The West is Not ‘Civilisation’
The Civilization: The Way We Live Now photography exhibition at the Saatchi Gallery is undermined by a narrow perspective of humanity that erases the achievements of the Global South.
As soon as we enter, we’re confronted with a photograph of a beautiful old Austrian library decorated with wood panelling and frescos synonymous with the European Enlightenment. ‘An old library might be a strange place to begin an exhibition about civilisation in the 21st century’, the exhibit label accompanying the photo quips, ‘but we must begin by reminding ourselves where our civilisation came from’.
The next photo in this entrance space depicts the reconstruction of an ancient Grecian temple inside a large modern warehouse, complete with tourists. This represents both our modern reverence for our roots in the ancient Greek world and our hubris in surpassing them on such a scale.
The Saatchi Gallery’s ‘Civilisation’ photography exhibition thus begins very much how it goes on. Civilisation is a fundamentally European idea derived from the ancient Greeks but more recently upheld by the United States of America, with China emerging as a challenger to the throne in our current century.
In this limited sense, the exhibition is impressive, depicting a nearly completed transition from the ‘heavy’ modernity of the twentieth century into the high-tech ‘liquid’ modernity of the twenty-first. Zygmunt Bauman, the sociologist to whom we owe these terms of reference, is quoted prominently, stencilled on a wall, just to reinforce the point.
The exhibition is thematically arranged, with the first room dedicated to the ‘hive’ of modern urban living, with subsequent rooms dedicated to themes like individualism and alienation, transport, leisure, consumerism, and crisis. The framing is coherent and impressive, and the exhibition captures both the astonishing scale and even more astonishing complexity of late capitalism.
Despite occasional questioning glances at difficult subjects like the global refugee crisis, the exhibition seems entirely comfortable with the contours of monumental neoliberalism. The wall text confidently asserts that global corporations like Apple and Samsung are forming the outlines of our twenty-first-century global civilisation, supplemented by non-commercial institutions like the Olympic Games and the World Health Organisation. For an exhibition ostensibly designed to help us reflect on our civilisation, it is surprisingly non-reflective, inviting little genuinely critical dialogue. The climate crisis is calmly depicted as a challenge among many rather than the existential disaster it is.
Among the 150-plus photographs, images of Latin America, Africa, and the Indian subcontinent appear hardly at all and usually as a foil or kitschy reflection of Euro-American modernity. North Korea, the kitschiest foil of them all, appears as many times as the entire African continent. Indeed, one of the few images depicting African civilisation is a photograph of a DPRK-built monument in Zimbabwe.

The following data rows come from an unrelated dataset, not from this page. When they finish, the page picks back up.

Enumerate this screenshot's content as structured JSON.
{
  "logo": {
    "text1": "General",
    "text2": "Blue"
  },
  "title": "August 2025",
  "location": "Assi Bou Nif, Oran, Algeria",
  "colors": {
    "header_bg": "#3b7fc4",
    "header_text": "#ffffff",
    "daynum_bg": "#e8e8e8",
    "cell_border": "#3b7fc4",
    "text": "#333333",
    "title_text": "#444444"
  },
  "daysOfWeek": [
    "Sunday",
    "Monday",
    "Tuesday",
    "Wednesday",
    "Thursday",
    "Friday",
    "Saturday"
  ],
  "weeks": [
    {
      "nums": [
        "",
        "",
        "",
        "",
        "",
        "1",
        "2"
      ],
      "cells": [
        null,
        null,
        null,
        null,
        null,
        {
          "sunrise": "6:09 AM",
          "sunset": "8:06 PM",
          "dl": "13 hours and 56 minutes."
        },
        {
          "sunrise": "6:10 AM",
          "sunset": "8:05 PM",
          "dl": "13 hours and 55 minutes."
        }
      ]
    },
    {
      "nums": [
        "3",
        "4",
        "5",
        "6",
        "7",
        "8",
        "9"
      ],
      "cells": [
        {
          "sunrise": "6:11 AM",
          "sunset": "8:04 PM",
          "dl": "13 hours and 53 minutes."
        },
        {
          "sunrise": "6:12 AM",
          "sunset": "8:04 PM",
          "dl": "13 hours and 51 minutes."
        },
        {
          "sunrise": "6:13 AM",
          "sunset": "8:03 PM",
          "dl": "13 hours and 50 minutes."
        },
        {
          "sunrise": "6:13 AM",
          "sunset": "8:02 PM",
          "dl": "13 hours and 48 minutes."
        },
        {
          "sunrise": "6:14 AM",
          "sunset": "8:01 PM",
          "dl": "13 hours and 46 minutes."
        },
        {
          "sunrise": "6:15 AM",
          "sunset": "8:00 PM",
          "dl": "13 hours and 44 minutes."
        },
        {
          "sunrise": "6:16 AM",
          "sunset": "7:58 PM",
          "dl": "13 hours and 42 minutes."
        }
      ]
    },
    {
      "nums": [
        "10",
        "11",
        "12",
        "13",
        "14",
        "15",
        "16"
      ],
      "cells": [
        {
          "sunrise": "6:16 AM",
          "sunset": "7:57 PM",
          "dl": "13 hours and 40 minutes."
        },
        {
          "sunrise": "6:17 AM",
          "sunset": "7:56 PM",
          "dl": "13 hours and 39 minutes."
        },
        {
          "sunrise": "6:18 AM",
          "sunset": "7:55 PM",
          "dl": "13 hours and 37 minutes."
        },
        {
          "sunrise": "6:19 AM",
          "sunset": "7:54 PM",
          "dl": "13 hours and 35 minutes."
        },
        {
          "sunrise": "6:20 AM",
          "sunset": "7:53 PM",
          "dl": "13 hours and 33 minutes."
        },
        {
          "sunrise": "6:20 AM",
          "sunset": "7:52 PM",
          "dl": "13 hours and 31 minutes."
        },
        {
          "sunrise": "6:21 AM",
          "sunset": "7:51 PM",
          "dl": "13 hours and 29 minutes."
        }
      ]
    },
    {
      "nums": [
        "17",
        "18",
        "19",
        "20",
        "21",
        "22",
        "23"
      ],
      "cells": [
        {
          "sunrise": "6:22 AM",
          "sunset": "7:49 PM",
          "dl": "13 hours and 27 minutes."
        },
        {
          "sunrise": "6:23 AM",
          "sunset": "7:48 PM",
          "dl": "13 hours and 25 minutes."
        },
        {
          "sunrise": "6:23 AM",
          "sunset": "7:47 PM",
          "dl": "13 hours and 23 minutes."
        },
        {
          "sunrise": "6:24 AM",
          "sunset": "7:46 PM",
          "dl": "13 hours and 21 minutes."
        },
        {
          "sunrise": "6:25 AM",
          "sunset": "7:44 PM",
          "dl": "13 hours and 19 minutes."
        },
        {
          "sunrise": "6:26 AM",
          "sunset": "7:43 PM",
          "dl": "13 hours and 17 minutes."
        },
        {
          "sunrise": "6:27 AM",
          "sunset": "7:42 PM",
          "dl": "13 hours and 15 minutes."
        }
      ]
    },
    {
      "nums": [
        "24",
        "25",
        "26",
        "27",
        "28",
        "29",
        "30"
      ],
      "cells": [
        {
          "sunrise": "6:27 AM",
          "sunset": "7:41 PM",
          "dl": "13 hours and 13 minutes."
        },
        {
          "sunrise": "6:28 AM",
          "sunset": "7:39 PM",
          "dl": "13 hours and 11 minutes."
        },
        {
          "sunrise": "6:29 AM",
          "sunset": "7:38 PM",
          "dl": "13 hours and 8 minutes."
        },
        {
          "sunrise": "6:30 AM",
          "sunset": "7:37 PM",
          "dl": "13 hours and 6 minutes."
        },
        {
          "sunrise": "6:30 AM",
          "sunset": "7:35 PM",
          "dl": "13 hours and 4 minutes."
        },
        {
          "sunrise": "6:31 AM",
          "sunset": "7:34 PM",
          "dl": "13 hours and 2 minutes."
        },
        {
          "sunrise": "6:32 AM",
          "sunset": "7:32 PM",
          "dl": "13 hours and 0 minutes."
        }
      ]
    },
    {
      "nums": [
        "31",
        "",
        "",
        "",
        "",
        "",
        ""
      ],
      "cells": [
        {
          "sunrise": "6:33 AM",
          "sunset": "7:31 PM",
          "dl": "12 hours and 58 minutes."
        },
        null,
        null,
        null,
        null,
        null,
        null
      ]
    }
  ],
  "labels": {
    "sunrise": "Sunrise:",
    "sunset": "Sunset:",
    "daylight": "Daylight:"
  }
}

The other explicitly African image depicts a Nigerian Pentecostal megachurch, ‘Mountain of Fire & Miracles Ministry’.
Nothing of India’s vast and ancient civilisation is considered worth including other than a massive image of a slum taken by a photographer with a distinctly European-sounding name, who apparently wishes to communicate the dangers of overpopulation. Incidentally, India recently conducted the first successful landing on the southern pole of the Moon.
Russia’s infrequent intrusions revolve around themes of emptiness and desolation, menacing but impotent. The horizon of a nuclear testing ground on the Russia-Kazakhstan border glows ominously. The largest diesel-powered submarine ever built lies abandoned, Ozymandias-like, in the lone and level of the Russian Arctic. Ukraine appears briefly, with an even more menacing image of torch-waving ultra-nationalists, a notable inclusion considering the current political context.

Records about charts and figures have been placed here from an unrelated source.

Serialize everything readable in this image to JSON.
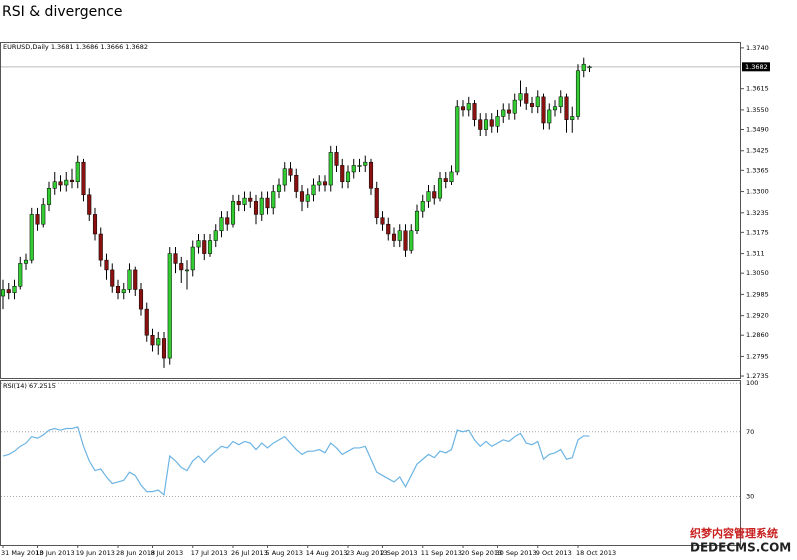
{
  "title": "RSI & divergence",
  "watermark": [
    "织梦内容管理系统",
    "DEDECMS.COM"
  ],
  "chart_data": [
    {
      "type": "candlestick",
      "header": "EURUSD,Daily  1.3681 1.3686 1.3666 1.3682",
      "categories": [
        "31 May 2013",
        null,
        null,
        null,
        null,
        null,
        "10 Jun 2013",
        null,
        null,
        null,
        null,
        null,
        null,
        "19 Jun 2013",
        null,
        null,
        null,
        null,
        null,
        null,
        "28 Jun 2013",
        null,
        null,
        null,
        null,
        null,
        "8 Jul 2013",
        null,
        null,
        null,
        null,
        null,
        null,
        "17 Jul 2013",
        null,
        null,
        null,
        null,
        null,
        null,
        "26 Jul 2013",
        null,
        null,
        null,
        null,
        null,
        "5 Aug 2013",
        null,
        null,
        null,
        null,
        null,
        null,
        "14 Aug 2013",
        null,
        null,
        null,
        null,
        null,
        null,
        "23 Aug 2013",
        null,
        null,
        null,
        null,
        null,
        "2 Sep 2013",
        null,
        null,
        null,
        null,
        null,
        null,
        "11 Sep 2013",
        null,
        null,
        null,
        null,
        null,
        null,
        "20 Sep 2013",
        null,
        null,
        null,
        null,
        null,
        "30 Sep 2013",
        null,
        null,
        null,
        null,
        null,
        null,
        "9 Oct 2013",
        null,
        null,
        null,
        null,
        null,
        null,
        "18 Oct 2013",
        null,
        null
      ],
      "open": [
        1.298,
        1.3,
        1.299,
        1.301,
        1.308,
        1.309,
        1.323,
        1.32,
        1.326,
        1.331,
        1.333,
        1.332,
        1.3335,
        1.333,
        1.339,
        1.329,
        1.323,
        1.317,
        1.309,
        1.306,
        1.301,
        1.299,
        1.3,
        1.306,
        1.3,
        1.294,
        1.286,
        1.283,
        1.285,
        1.279,
        1.311,
        1.308,
        1.306,
        1.306,
        1.313,
        1.315,
        1.311,
        1.315,
        1.318,
        1.322,
        1.32,
        1.327,
        1.326,
        1.328,
        1.327,
        1.323,
        1.328,
        1.325,
        1.33,
        1.332,
        1.337,
        1.335,
        1.33,
        1.327,
        1.329,
        1.332,
        1.333,
        1.332,
        1.342,
        1.338,
        1.333,
        1.336,
        1.338,
        1.338,
        1.339,
        1.331,
        1.322,
        1.32,
        1.317,
        1.315,
        1.318,
        1.312,
        1.318,
        1.324,
        1.327,
        1.33,
        1.328,
        1.334,
        1.333,
        1.336,
        1.356,
        1.355,
        1.357,
        1.352,
        1.349,
        1.352,
        1.35,
        1.353,
        1.355,
        1.354,
        1.358,
        1.36,
        1.357,
        1.356,
        1.359,
        1.351,
        1.355,
        1.356,
        1.359,
        1.352,
        1.353,
        1.367,
        1.3681
      ],
      "high": [
        1.303,
        1.302,
        1.303,
        1.31,
        1.311,
        1.325,
        1.325,
        1.328,
        1.333,
        1.336,
        1.335,
        1.336,
        1.337,
        1.341,
        1.34,
        1.331,
        1.325,
        1.319,
        1.311,
        1.308,
        1.303,
        1.302,
        1.308,
        1.307,
        1.302,
        1.296,
        1.288,
        1.287,
        1.287,
        1.313,
        1.313,
        1.31,
        1.309,
        1.315,
        1.317,
        1.317,
        1.317,
        1.32,
        1.324,
        1.324,
        1.329,
        1.329,
        1.33,
        1.33,
        1.329,
        1.33,
        1.33,
        1.332,
        1.334,
        1.339,
        1.339,
        1.337,
        1.332,
        1.331,
        1.334,
        1.335,
        1.335,
        1.344,
        1.344,
        1.34,
        1.338,
        1.34,
        1.34,
        1.341,
        1.34,
        1.333,
        1.324,
        1.322,
        1.319,
        1.32,
        1.32,
        1.32,
        1.326,
        1.329,
        1.332,
        1.332,
        1.336,
        1.336,
        1.338,
        1.358,
        1.358,
        1.359,
        1.358,
        1.354,
        1.354,
        1.354,
        1.355,
        1.357,
        1.357,
        1.36,
        1.364,
        1.362,
        1.359,
        1.361,
        1.36,
        1.357,
        1.358,
        1.361,
        1.36,
        1.356,
        1.369,
        1.371,
        1.3686
      ],
      "low": [
        1.294,
        1.297,
        1.297,
        1.3,
        1.306,
        1.308,
        1.318,
        1.319,
        1.324,
        1.329,
        1.33,
        1.33,
        1.331,
        1.331,
        1.327,
        1.321,
        1.315,
        1.307,
        1.303,
        1.299,
        1.297,
        1.297,
        1.299,
        1.298,
        1.292,
        1.284,
        1.281,
        1.28,
        1.276,
        1.277,
        1.305,
        1.302,
        1.3,
        1.304,
        1.311,
        1.309,
        1.31,
        1.313,
        1.316,
        1.318,
        1.319,
        1.324,
        1.324,
        1.325,
        1.32,
        1.321,
        1.323,
        1.323,
        1.328,
        1.33,
        1.333,
        1.328,
        1.324,
        1.325,
        1.327,
        1.33,
        1.33,
        1.33,
        1.336,
        1.331,
        1.331,
        1.334,
        1.336,
        1.336,
        1.329,
        1.32,
        1.318,
        1.315,
        1.313,
        1.313,
        1.31,
        1.311,
        1.317,
        1.322,
        1.325,
        1.326,
        1.327,
        1.331,
        1.332,
        1.335,
        1.353,
        1.353,
        1.35,
        1.347,
        1.347,
        1.348,
        1.348,
        1.351,
        1.352,
        1.352,
        1.356,
        1.355,
        1.354,
        1.354,
        1.349,
        1.349,
        1.353,
        1.354,
        1.348,
        1.348,
        1.352,
        1.365,
        1.3666
      ],
      "close": [
        1.3,
        1.299,
        1.301,
        1.308,
        1.309,
        1.323,
        1.32,
        1.326,
        1.331,
        1.333,
        1.332,
        1.3335,
        1.333,
        1.339,
        1.329,
        1.323,
        1.317,
        1.309,
        1.306,
        1.301,
        1.299,
        1.3,
        1.306,
        1.3,
        1.294,
        1.286,
        1.283,
        1.285,
        1.279,
        1.311,
        1.308,
        1.306,
        1.306,
        1.313,
        1.315,
        1.311,
        1.315,
        1.318,
        1.322,
        1.32,
        1.327,
        1.326,
        1.328,
        1.327,
        1.323,
        1.328,
        1.325,
        1.33,
        1.332,
        1.337,
        1.335,
        1.33,
        1.327,
        1.329,
        1.332,
        1.333,
        1.332,
        1.342,
        1.338,
        1.333,
        1.336,
        1.338,
        1.338,
        1.339,
        1.331,
        1.322,
        1.32,
        1.317,
        1.315,
        1.318,
        1.312,
        1.318,
        1.324,
        1.327,
        1.33,
        1.328,
        1.334,
        1.333,
        1.336,
        1.356,
        1.355,
        1.357,
        1.352,
        1.349,
        1.352,
        1.35,
        1.353,
        1.355,
        1.354,
        1.358,
        1.36,
        1.357,
        1.356,
        1.359,
        1.351,
        1.355,
        1.356,
        1.359,
        1.352,
        1.353,
        1.367,
        1.369,
        1.3682
      ],
      "up_color": "#33cc33",
      "down_color": "#8b1010",
      "last_price": 1.3682,
      "ylim": [
        1.2729,
        1.3758
      ],
      "yticks": [
        {
          "value": 1.374,
          "label": "1.3740"
        },
        1.3615,
        {
          "value": 1.355,
          "label": "1.3550"
        },
        {
          "value": 1.349,
          "label": "1.3490"
        },
        1.3425,
        1.3365,
        {
          "value": 1.33,
          "label": "1.3300"
        },
        1.3235,
        1.3175,
        1.311,
        {
          "value": 1.305,
          "label": "1.3050"
        },
        1.2985,
        {
          "value": 1.292,
          "label": "1.2920"
        },
        {
          "value": 1.286,
          "label": "1.2860"
        },
        1.2795,
        1.2735
      ]
    },
    {
      "type": "line",
      "label": "RSI(14) 67.2515",
      "color": "#6cb4e4",
      "values": [
        55,
        56,
        58,
        61,
        63,
        67,
        66,
        68,
        71,
        72,
        71,
        72,
        72,
        73,
        61,
        52,
        46,
        47,
        42,
        38,
        39,
        40,
        45,
        43,
        37,
        33,
        33,
        34,
        31,
        55,
        52,
        48,
        46,
        52,
        55,
        51,
        55,
        58,
        61,
        60,
        64,
        62,
        64,
        63,
        59,
        63,
        60,
        63,
        65,
        67,
        63,
        59,
        56,
        58,
        58,
        59,
        57,
        63,
        60,
        56,
        58,
        60,
        60,
        61,
        53,
        45,
        43,
        41,
        39,
        42,
        36,
        43,
        50,
        53,
        56,
        54,
        58,
        57,
        59,
        71,
        70,
        71,
        65,
        61,
        64,
        61,
        63,
        65,
        64,
        67,
        69,
        63,
        62,
        64,
        53,
        56,
        57,
        59,
        53,
        54,
        65,
        67.5,
        67.2515
      ],
      "ylim": [
        0,
        102
      ],
      "yticks": [
        30,
        70,
        100
      ],
      "grid": true
    }
  ]
}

China, alongside the ‘little tigers’ of the Asian Far East, are the only places to be depicted with similar seriousness as the Euro-Atlantic civilisation. The theme of these inclusions is Asia’s catching up and coming to terms with neoliberalism and all the technological and social dislocation that this transition demands. China is nipping at our heels, the exhibition seems to say, but can it throw off the weight of its own civilisational hang-ups to successfully compete with us in the long term?
Civilisation is not a bad exhibition. In fact, it’s an excellent one, and therein lies its danger. The photography is stunning, the commentary is engaging, and the curation takes us on a compelling journey. But for all the apparent diversity, its lack of underlying plurality is striking. Like a walk around Ikea, we’re bedazzled by unlimited possibilities but left with a vague sense that nothing differed very much from anything else in its fundamental substance.
For all our differences, Civilisation seems to preach, we people of the world are essentially the same, and we’re all trying to make the best of life within the inescapable confines of US-exported late capitalism. Perhaps it’s right.